An accompanying commentary (10.1542/peds.2022-058918) by Drs. Joseph Wright and Maria Trent celebrates the guidelines’ equity lens with publication of this first CPG following release of the AAP’s new “Eliminating Race-Based Medicine” policy statement (10.1542/peds.2022-057998). The old 2004 hyperbilirubinemia guideline listed “East Asian race” as a major risk factor for severe hyperbilirubinemia and asserted that African American infants “have much lower TSB (total serum bilirubin) levels than White or Asian infants” despite elevated risk of severe hyperbilirubinemia and kernicterus associated with G6PD (glucose-6-phosphate-dehydrogenase) deficiency. The new CPG directly address this important clinical risk using the equity lens of genetic ancestry (Sub-Saharan Africa, Middle East, Mediterranean, Arabian Peninsula, Southeast Asia) rather than race per se, acknowledging the importance and challenge of identifying infants with G6PD deficiency who usually do not present with a clear family history of the disorder. This is an important moment for the AAP as it moves past race-based medicine to an equity-focused approach that respects biological differences between peoples without confusing these with social constructs.

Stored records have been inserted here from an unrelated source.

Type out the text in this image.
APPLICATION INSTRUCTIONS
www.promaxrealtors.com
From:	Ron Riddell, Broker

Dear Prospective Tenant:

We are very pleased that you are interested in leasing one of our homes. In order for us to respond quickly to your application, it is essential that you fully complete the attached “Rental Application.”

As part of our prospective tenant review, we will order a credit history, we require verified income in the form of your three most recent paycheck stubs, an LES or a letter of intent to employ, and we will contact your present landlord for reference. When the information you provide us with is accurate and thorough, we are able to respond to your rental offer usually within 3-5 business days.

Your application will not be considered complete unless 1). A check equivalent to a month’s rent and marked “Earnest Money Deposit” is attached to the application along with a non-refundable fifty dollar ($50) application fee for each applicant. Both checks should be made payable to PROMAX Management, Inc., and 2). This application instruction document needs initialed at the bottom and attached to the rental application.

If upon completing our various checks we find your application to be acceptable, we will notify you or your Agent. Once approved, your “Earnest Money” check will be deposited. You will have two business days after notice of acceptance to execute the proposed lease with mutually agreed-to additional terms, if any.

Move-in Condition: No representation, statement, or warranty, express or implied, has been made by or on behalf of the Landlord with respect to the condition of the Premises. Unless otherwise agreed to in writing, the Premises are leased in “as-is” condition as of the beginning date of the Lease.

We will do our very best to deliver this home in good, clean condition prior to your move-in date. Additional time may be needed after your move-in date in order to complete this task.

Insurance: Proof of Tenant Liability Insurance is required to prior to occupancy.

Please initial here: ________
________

The AAP Technical Report explains how the committee went about its work. To address the key issues above, Dr. Jonathan Slaughter, an epidemiologist and author, formulated PICO (patient, intervention, comparison, outcome) questions to guide the literature search; the PRISMA (Preferred Reporting Items for Systematic Reviews and Meta-Analyses) guidelines were followed for each of the resulting systematic reviews that addressed those questions. The reviews focused on the emerging topic of phototherapy-related harms, both medical (e.g., childhood cancer, seizures, asthma) and parent-related (family bonding, breastfeeding). Another review focused on the effectiveness of IVIG (intravenous immunoglobulin) to prevent exchange transfusion – not a new topic but one with new information.
The CPG focuses on the opportunities for prevention of hyperbilirubinemia, for example by treatment to prevent isoimmune hemolytic disease and lactation support, and on parent education, referencing an AAP handout that explains jaundice. The big changes are the new phototherapy and exchange transfusion treatment thresholds, now anchored on gestational age and neurotoxicity risk factors, and the move away from race as a medical risk factor. Additionally, there are valuable sections on the perennially challenging and controversial topics of safely managing “rebound” following phototherapy and the role of home phototherapy in managing hyperbilirubinemia. The authors acknowledge that expert consensus has driven much of this CPG when evidence-based literature was not available. I found both reports easy reading despite their length, the documents are well-written, and this topic is crucial to my everyday clinical care. Thanks to the authors for the incredible amount of work that went into these reports, which will improve our care of newborns with hyperbilirubinemia. Please also read Drs. Wright and Trent’s excellent commentary as you tackle this new CPG and AAP Technical Report. Let us know what you think!